伊豆半島ジオパーク推進協議会が認定するガイド170人のうち、100人ほどの有志によって運営されている「伊豆半島ジオガイド協会」

 同協会に問い合わせたところ、「認定後、旅行会社からの照会が増えている。伊東や下田など、各エリアのジオサイトに特化したプランをすでに用意し、整備は順調です」と自信を見せた。地質や地形に詳しいガイドだけでなく、英語対応できるメンバーも所属。昨年には、ウェブサイトを多言語化(英語・英語)し、インバウンドの受け入れにも力を入れている。

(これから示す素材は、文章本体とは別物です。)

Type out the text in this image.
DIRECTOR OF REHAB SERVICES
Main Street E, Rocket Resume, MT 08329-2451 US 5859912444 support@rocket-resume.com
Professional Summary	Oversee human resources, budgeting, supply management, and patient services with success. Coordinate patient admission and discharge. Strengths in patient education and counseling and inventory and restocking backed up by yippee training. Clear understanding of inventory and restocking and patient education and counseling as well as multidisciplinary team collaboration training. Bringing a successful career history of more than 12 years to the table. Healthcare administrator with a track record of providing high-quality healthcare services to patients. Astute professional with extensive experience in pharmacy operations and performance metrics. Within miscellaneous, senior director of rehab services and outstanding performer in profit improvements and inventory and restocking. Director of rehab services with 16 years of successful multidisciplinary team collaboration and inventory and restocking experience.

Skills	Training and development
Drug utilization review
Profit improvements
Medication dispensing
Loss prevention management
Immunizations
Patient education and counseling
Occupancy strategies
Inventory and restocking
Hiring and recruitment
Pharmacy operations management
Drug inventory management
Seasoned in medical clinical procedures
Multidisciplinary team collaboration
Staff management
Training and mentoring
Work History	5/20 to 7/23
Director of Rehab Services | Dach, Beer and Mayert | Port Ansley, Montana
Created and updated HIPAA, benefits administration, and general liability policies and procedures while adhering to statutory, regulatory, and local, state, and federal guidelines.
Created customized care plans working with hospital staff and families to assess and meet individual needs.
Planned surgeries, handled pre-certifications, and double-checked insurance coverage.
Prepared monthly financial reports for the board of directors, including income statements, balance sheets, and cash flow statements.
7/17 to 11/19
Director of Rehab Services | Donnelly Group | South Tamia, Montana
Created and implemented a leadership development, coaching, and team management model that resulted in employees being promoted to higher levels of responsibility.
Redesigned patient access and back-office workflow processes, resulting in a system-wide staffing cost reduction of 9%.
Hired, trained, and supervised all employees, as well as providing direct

 集客体制の整備については、伊豆半島ジオパーク推進協議会が中心となってウェブサイトをリニューアルした。4カ国語(英語・中国語・韓国語・日本語)に対応し、人気スポットがひと目で分かるランキングや、「写真から探す」ページを設置。直感的で分かりやすい仕組みを整えることで、海外ユーザーに選ばれるジオパークを目指す。

地域事業者の収益増につながる仕組みづくりを

 説明会で登壇した同推進協議会の高橋誠氏は後日、「インバウンド向けにインスタグラムアカウントを立ち上げ、メインターゲットであるFIT(個人旅行)客を取り込みたいと考えています。ウェブサイトの充実もその一環で、地域事業者と来訪者を結ぶプラットフォームとしての役割を担っていきたいと考えています」と、取材に答えてくれた。

高橋誠氏

 これまで伊豆半島への集客を目的とした多言語サイトはほとんどなく、いかに知らしめるかが大きな課題だった。今後は、地質関連以外のコンテンツも取りそろえ、徹底したPRを行うという。

 最新の統計によると、静岡県の観光交流客数は1億5,294万人(16年度)、12年度以降増加が続き、過去最高を更新した。宿泊では、1,943万人と前年と比べ2・2%の減少となったものの、近年は右肩上がりが続き好調を維持してきた。さらなる誘致を促進させるためにも、ジオパークを観光素材としてしっかり活用したい。県でも、地域事業者の果たす役割がとくに大きいとみる。

川口茂則氏

 当日、同じく登壇した静岡県・観光部観光局観光政策課の川口茂則氏は、「地域や地域連携DMOなど、各エリアの事業者が主体的に活躍する仕組みづくりができ上がりつつある。地域のことを一番良く知っている方々が、コンテンツづくりやPRで積極的な役割を果たせるよう、牽引体制を確立していきたい」語っている。

 伊豆半島ジオガイド協会の取り組みが示すように、地域住民が主体となって観光を盛り上げる土壌は出来上がりつつある。行政サイドには、ウェブ経由の発信や地域事業者の自立支援など、各事業者が収益を生み出せる環境づくりを期待したい。

 なお、静岡県と各エリアでは現在、19年に開催予定の静岡デスティネーション・キャンペーン(DC)に向けたプロモーションに注力している最中。ジオパークを新たな観光資源と捉え、活用したい。